US President Donald Trump has ordered an investigation into France’s planned tax on internet services that will hit American tech giants especially hard, officials said Wednesday.
The probe into unfair trade practices could pave the way for Washington to impose punitive tariffs — something Trump has done repeatedly since taking office.
And it adds yet another bone of contention in the transatlantic trade disputes that now also include trade in steel, aluminium, automobiles, aircraft and agriculture.
“The United States is very concerned that the digital services tax which is expected to pass the French Senate tomorrow unfairly targets American companies,” US Trade Representative Robert Lighthizer said in a statement.
The proposed three percent tax on total annual revenues of companies providing services to French consumers only applies to the largest tech companies, “where US firms are global leaders,” the trade representative’s office said.
Some internet heavyweights have taken advantage of low-tax jurisdictions in places like Ireland while paying next to nothing in other countries where they derive huge profits.
The so-called Section 301 investigation is the primary tool the Trump administration has used in the trade war with China to justify tariffs against what the United States says are unfair trade practices.
The US Trade Representative’s office will hold hearings to allow for public comment on the issue over several weeks before issuing a final report with a recommendation on any actions to take.
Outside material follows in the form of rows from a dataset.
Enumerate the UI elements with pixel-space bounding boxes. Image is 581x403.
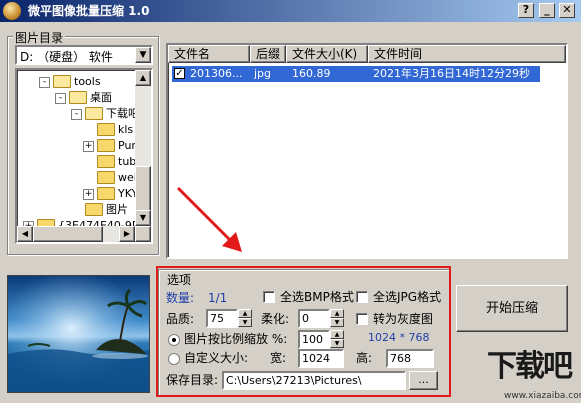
tree-node[interactable]: + Pur	[83, 137, 136, 154]
cell-ext: jpg	[254, 67, 272, 80]
folder-icon	[97, 122, 115, 136]
tree-node[interactable]: + YKY	[83, 185, 138, 202]
folder-icon	[97, 154, 115, 168]
folder-icon	[85, 202, 103, 216]
folder-icon	[85, 106, 103, 120]
highlight-frame	[156, 266, 451, 397]
scroll-corner	[135, 226, 151, 242]
expand-icon[interactable]: +	[83, 141, 94, 152]
expand-icon[interactable]: +	[83, 189, 94, 200]
tree-node-label: tub	[118, 155, 137, 168]
cell-time: 2021年3月16日14时12分29秒	[373, 67, 530, 80]
minimize-button[interactable]: _	[539, 3, 555, 18]
scroll-thumb-horizontal[interactable]	[33, 226, 103, 242]
collapse-icon[interactable]: -	[55, 93, 66, 104]
cell-size: 160.89	[292, 67, 331, 80]
window-title: 微平图像批量压缩 1.0	[28, 4, 150, 18]
tree-node[interactable]: 图片	[85, 201, 128, 218]
tree-node-label: 图片	[106, 203, 128, 216]
collapse-icon[interactable]: -	[39, 77, 50, 88]
folder-icon	[69, 90, 87, 104]
chevron-down-icon[interactable]: ▼	[135, 47, 151, 63]
collapse-icon[interactable]: -	[71, 109, 82, 120]
tree-node[interactable]: - 桌面	[55, 89, 112, 106]
tree-node-label: kls	[118, 123, 134, 136]
scroll-up-icon[interactable]: ▲	[135, 70, 151, 86]
app-icon	[3, 2, 21, 20]
folder-tree[interactable]: -tools-桌面-下载吧kls+Purtubwei+YKY图片+{3E474E…	[15, 68, 153, 244]
help-button[interactable]: ?	[518, 3, 534, 18]
tree-node[interactable]: - tools	[39, 73, 101, 90]
tree-node-label: 桌面	[90, 91, 112, 104]
tree-node[interactable]: - 下载吧	[71, 105, 139, 122]
tree-node-label: tools	[74, 75, 101, 88]
annotation-arrow-icon	[176, 186, 242, 252]
tree-horizontal-scrollbar[interactable]: ◀ ▶	[17, 226, 135, 242]
tree-node[interactable]: wei	[97, 169, 137, 186]
column-header-ext[interactable]: 后缀	[250, 45, 286, 63]
row-checkbox[interactable]: ✓	[174, 68, 185, 79]
drive-select-value: D: （硬盘） 软件	[20, 50, 113, 64]
tree-vertical-scrollbar[interactable]: ▲ ▼	[135, 70, 151, 226]
tree-node[interactable]: tub	[97, 153, 136, 170]
start-compress-button[interactable]: 开始压缩	[456, 285, 568, 332]
scroll-down-icon[interactable]: ▼	[135, 210, 151, 226]
tree-node-label: wei	[118, 171, 137, 184]
preview-image	[7, 275, 150, 393]
cell-filename: 201306...	[190, 67, 243, 80]
column-header-filename[interactable]: 文件名	[168, 45, 250, 63]
scroll-left-icon[interactable]: ◀	[17, 226, 33, 242]
tree-node[interactable]: kls	[97, 121, 133, 138]
column-header-time[interactable]: 文件时间	[368, 45, 566, 63]
folder-icon	[97, 186, 115, 200]
watermark-url: www.xiazaiba.com	[504, 391, 581, 401]
close-button[interactable]: ✕	[559, 3, 575, 18]
tree-node-label: Pur	[118, 139, 136, 152]
folder-icon	[97, 170, 115, 184]
drive-select[interactable]: D: （硬盘） 软件 ▼	[15, 45, 153, 65]
scroll-right-icon[interactable]: ▶	[119, 226, 135, 242]
folder-icon	[97, 138, 115, 152]
folder-icon	[53, 74, 71, 88]
dir-group-label: 图片目录	[13, 29, 66, 46]
table-row[interactable]: ✓ 201306... jpg 160.89 2021年3月16日14时12分2…	[172, 66, 540, 82]
column-header-size[interactable]: 文件大小(K)	[286, 45, 368, 63]
watermark-logo: 下载吧	[487, 349, 573, 384]
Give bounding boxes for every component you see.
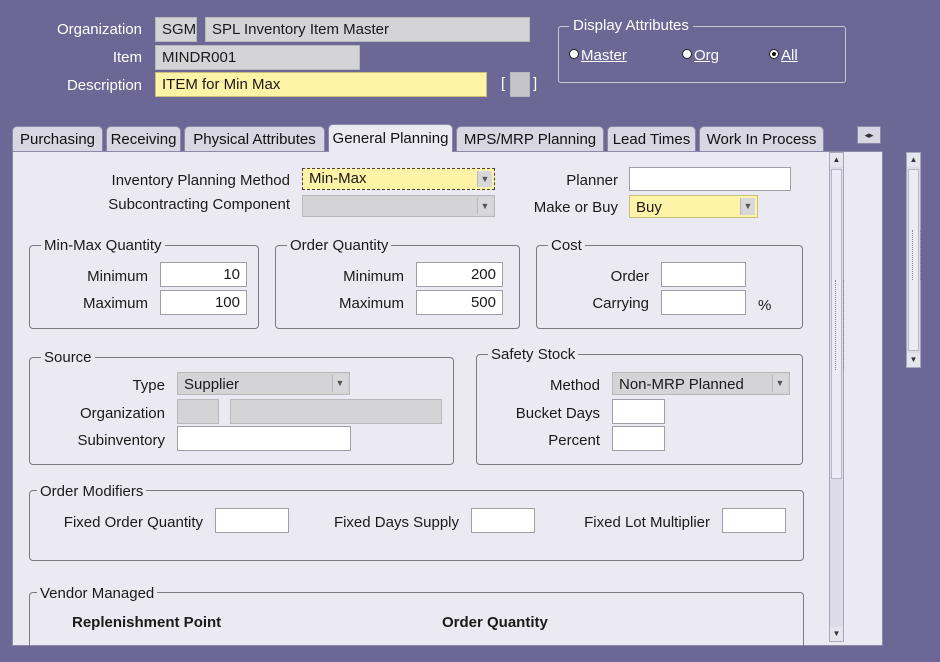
radio-all-icon <box>769 49 779 60</box>
organization-code-field: SGM <box>155 17 197 42</box>
organization-name-field: SPL Inventory Item Master <box>205 17 530 42</box>
bucket-days-label: Bucket Days <box>515 405 600 422</box>
source-type-select[interactable]: Supplier ▼ <box>177 372 350 395</box>
fixed-lot-multiplier-field[interactable] <box>722 508 786 533</box>
window-bottom-edge <box>0 646 940 662</box>
make-or-buy-label: Make or Buy <box>533 199 618 216</box>
replenishment-point-heading: Replenishment Point <box>72 614 222 631</box>
description-field[interactable]: ITEM for Min Max <box>155 72 487 97</box>
percent-sign: % <box>758 297 772 314</box>
cost-title: Cost <box>548 237 585 254</box>
radio-master[interactable]: Master <box>569 47 627 64</box>
inventory-planning-method-value: Min-Max <box>309 170 367 187</box>
bracket-close: ] <box>533 75 538 92</box>
tab-mps-mrp-planning[interactable]: MPS/MRP Planning <box>456 126 604 152</box>
window-vertical-scrollbar[interactable]: ▲ ▼ <box>906 152 921 368</box>
percent-label: Percent <box>548 432 600 449</box>
order-quantity-maximum-field[interactable]: 500 <box>416 290 503 315</box>
flexfield-button[interactable] <box>510 72 530 97</box>
chevron-down-icon: ▼ <box>477 198 492 214</box>
item-field[interactable]: MINDR001 <box>155 45 360 70</box>
cost-carrying-field[interactable] <box>661 290 746 315</box>
subcontracting-component-label: Subcontracting Component <box>108 196 290 213</box>
source-organization-code-field[interactable] <box>177 399 219 424</box>
cost-group <box>536 245 803 329</box>
panel-scroll-thumb[interactable] <box>831 169 844 479</box>
subinventory-label: Subinventory <box>77 432 165 449</box>
tab-general-planning[interactable]: General Planning <box>328 124 453 152</box>
make-or-buy-select[interactable]: Buy ▼ <box>629 195 758 218</box>
percent-field[interactable] <box>612 426 665 451</box>
source-title: Source <box>41 349 95 366</box>
radio-master-icon <box>569 49 579 60</box>
item-label: Item <box>112 49 142 66</box>
chevron-down-icon: ▼ <box>332 375 347 392</box>
subinventory-field[interactable] <box>177 426 351 451</box>
safety-stock-title: Safety Stock <box>488 346 579 363</box>
cost-order-label: Order <box>610 268 649 285</box>
window-scroll-thumb[interactable] <box>908 169 921 351</box>
description-label: Description <box>66 77 142 94</box>
source-organization-name-field <box>230 399 442 424</box>
order-quantity-maximum-label: Maximum <box>338 295 404 312</box>
chevron-down-icon: ▼ <box>772 375 787 392</box>
grip-icon <box>835 280 844 370</box>
min-max-minimum-label: Minimum <box>87 268 148 285</box>
inventory-planning-method-label: Inventory Planning Method <box>111 172 290 189</box>
order-quantity-title: Order Quantity <box>287 237 392 254</box>
order-modifiers-title: Order Modifiers <box>37 483 147 500</box>
fixed-order-quantity-field[interactable] <box>215 508 289 533</box>
tab-work-in-process[interactable]: Work In Process <box>699 126 824 152</box>
left-right-arrows-icon[interactable]: ◂▸ <box>857 126 881 144</box>
display-attributes-title: Display Attributes <box>569 17 693 34</box>
radio-all[interactable]: All <box>769 47 798 64</box>
safety-stock-method-value: Non-MRP Planned <box>619 376 744 393</box>
source-type-label: Type <box>132 377 165 394</box>
tab-receiving[interactable]: Receiving <box>106 126 181 152</box>
inventory-planning-method-select[interactable]: Min-Max ▼ <box>302 168 495 190</box>
fixed-days-supply-field[interactable] <box>471 508 535 533</box>
subcontracting-component-select[interactable]: ▼ <box>302 195 495 217</box>
source-type-value: Supplier <box>184 376 240 393</box>
cost-order-field[interactable] <box>661 262 746 287</box>
fixed-lot-multiplier-label: Fixed Lot Multiplier <box>584 514 710 531</box>
safety-stock-method-label: Method <box>549 377 600 394</box>
scroll-up-icon[interactable]: ▲ <box>830 153 843 167</box>
radio-org[interactable]: Org <box>682 47 719 64</box>
radio-org-icon <box>682 49 692 60</box>
panel-vertical-scrollbar[interactable]: ▲ ▼ <box>829 152 844 642</box>
chevron-down-icon: ▼ <box>477 171 492 187</box>
min-max-quantity-group <box>29 245 259 329</box>
vendor-managed-title: Vendor Managed <box>37 585 158 602</box>
fixed-order-quantity-label: Fixed Order Quantity <box>63 514 203 531</box>
order-quantity-minimum-field[interactable]: 200 <box>416 262 503 287</box>
tab-purchasing[interactable]: Purchasing <box>12 126 103 152</box>
bucket-days-field[interactable] <box>612 399 665 424</box>
safety-stock-method-select[interactable]: Non-MRP Planned ▼ <box>612 372 790 395</box>
min-max-maximum-label: Maximum <box>82 295 148 312</box>
scroll-up-icon[interactable]: ▲ <box>907 153 920 167</box>
make-or-buy-value: Buy <box>636 199 662 216</box>
planner-field[interactable] <box>629 167 791 191</box>
order-quantity-group <box>275 245 520 329</box>
grip-icon <box>912 230 921 280</box>
scroll-down-icon[interactable]: ▼ <box>830 627 843 641</box>
scroll-down-icon[interactable]: ▼ <box>907 353 920 367</box>
min-max-minimum-field[interactable]: 10 <box>160 262 247 287</box>
cost-carrying-label: Carrying <box>592 295 649 312</box>
tab-lead-times[interactable]: Lead Times <box>607 126 696 152</box>
min-max-maximum-field[interactable]: 100 <box>160 290 247 315</box>
tab-physical-attributes[interactable]: Physical Attributes <box>184 126 325 152</box>
order-quantity-heading: Order Quantity <box>442 614 548 631</box>
fixed-days-supply-label: Fixed Days Supply <box>333 514 459 531</box>
source-organization-label: Organization <box>79 405 165 422</box>
bracket-open: [ <box>501 75 506 92</box>
order-quantity-minimum-label: Minimum <box>343 268 404 285</box>
organization-label: Organization <box>56 21 142 38</box>
chevron-down-icon: ▼ <box>740 198 755 215</box>
min-max-quantity-title: Min-Max Quantity <box>41 237 165 254</box>
planner-label: Planner <box>566 172 618 189</box>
Despite the objections to the French tax proposal, however, the statement said the United States will continue to work with other advanced economies to address the conundrum of how to tax tech companies.
The United States is pushing for an overarching agreement on taxation through the Group of 20 economic forum, something supported by Google.
The company said last month the change would probably mean Silicon Valley tech giants would pay less in the United States and more in other jurisdictions, in a departure from the longstanding practice of paying most taxes in a company’s home country.
Group of 20 finance ministers last month also said they “welcomed” proposed measures from the Organization for Economic Cooperation and Development, a forum for advanced economies, to revamp international rules on corporate taxation.
“We will redouble our efforts for a consensus-based solution with a final report by 2020,” they said in a statement.
The Computer & Communications Industry Association on Wednesday applauded the US Trade Representative’s move, saying the French tax would retroactively require US internet giants operating in France to turn over a percentage of their revenues from the beginning of this year and violates international trade commitments.
“This is a critical step toward preventing protectionist taxes on global trade,” CCIA official Matt Schruers said in a statement.
“CCIA encourages France to lead the effort toward more ambitious global tax reform, instead of the discriminatory national tax measures that harm global trade.”